The query is succesful in making an update but it only updates one record when there are multiple records that fit the criteria. More to the point, it is only updating the row with the highest ID value which confuses me even more.  I tested the code without the update queries by echoing the variables as they would update the table... This worked flawlessly - it returned all of the selected values. For some reason, the update queries aren't looping.

 

What am I missing? Thanks

[cwarn23]

$position++; // increment the position
}

Try replacing the above with the below code with the below code

if (!empty($qry))
    {
    mysql_query($qry);
    }
unset($qry);
$position++; // increment the position
}
if (!empty(mysql_error()))
    {
    die(mysql_error());
    }

That should do the trick as the variable $qry kept on being replaced by a new query.

[gray8110]

That should do the trick as the variable $qry kept on being replaced by a new query.

 

That makes sense, but I get the following error when I run the script:

Fatal error: Can't use function return value in write context

 

The error occurs on the line immediately after the while loop is closed if (!empty(mysql_error()))

 

$result = mysql_query("SELECT * FROM obra ORDER BY ID ASC", $connection);
$userID = 1 . ',';
$numRows = mysql_num_rows($result);
$position = 1;

while ($position <= $numRows) {
$name = $_POST["$position"];

if ($name == 'definite') {

	$qry = "UPDATE obra SET
			definite = '$userID'
			WHERE $position = ID";
}

elseif ($name == 'maybe') {

	$qry = "UPDATE obra SET
			maybe = '$userID'
			WHERE $position = ID";
}

if (!empty($qry))
    {
    mysql_query($qry);
    }
unset($qry);
$position++; // increment the position
}
if (!empty(mysql_error()))
    {
    die(mysql_error());
    }

$result = @mysql_query($qry);
//Check whether the query was successful or not
if($result) {
	header("location: ../test.php");
	exit();
}else {
	die("Query failed");
}

?>

 

 

[gray8110]

 

That makes sense, but I get the following error when I run the script:

Fatal error: Can't use function return value in write context

 

The error occurs on the line immediately after the while loop is closed if (!empty(mysql_error()))

 

 

The query is actually working... all updates are now being completed... the failure is occuring on the if/die portion...

[cwarn23]

I just did a test and look like its not possible to use the empty() function on mysql_error().

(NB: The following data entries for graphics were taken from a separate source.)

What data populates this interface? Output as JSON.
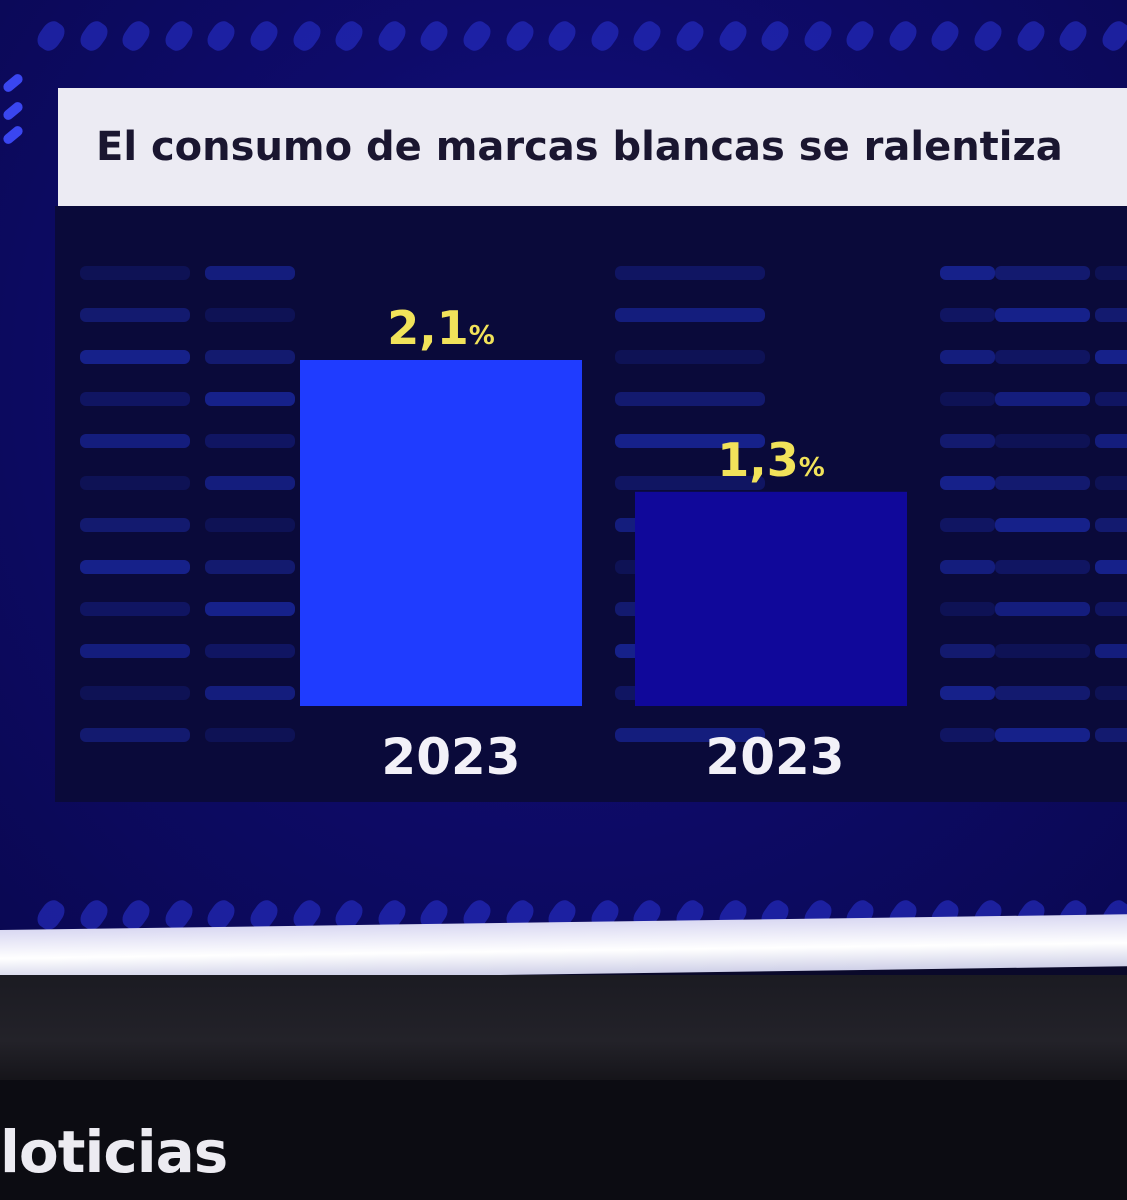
{
  "colors": {
    "bar_bright": "#1f3cff",
    "bar_dark": "#10089a",
    "value_text": "#f1e25a",
    "year_text": "#f2f1f8",
    "title_bg": "#ecebf3",
    "title_text": "#1a1630"
  },
  "chart_data": {
    "type": "bar",
    "title": "El consumo de marcas blancas se ralentiza",
    "categories": [
      "2023",
      "2023"
    ],
    "values": [
      2.1,
      1.3
    ],
    "value_labels": [
      "2,1",
      "1,3"
    ],
    "value_unit": "%",
    "ylim": [
      0,
      2.1
    ],
    "grid": false,
    "legend": "none"
  },
  "footer": {
    "channel_text": "loticias"
  }
}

So try the following:

$result = mysql_query("SELECT * FROM obra ORDER BY ID ASC", $connection);
$userID = 1 . ',';
$numRows = mysql_num_rows($result);
$position = 1;

while ($position <= $numRows) {
$name = $_POST["$position"];

if ($name == 'definite') {

	$qry = "UPDATE obra SET
			definite = '$userID'
			WHERE $position = ID";
}

elseif ($name == 'maybe') {

	$qry = "UPDATE obra SET
			maybe = '$userID'
			WHERE $position = ID";
}

if (!empty($qry))
    {
    mysql_query($qry);
    }
unset($qry);
$position++; // increment the position
}
if (strlen(mysql_error())>5)
    {
    die(mysql_error());
    }

$result = @mysql_query($qry);
//Check whether the query was successful or not
if($result) {
	header("location: ../test.php");
	exit();
}else {
	die("Query failed");
}

?>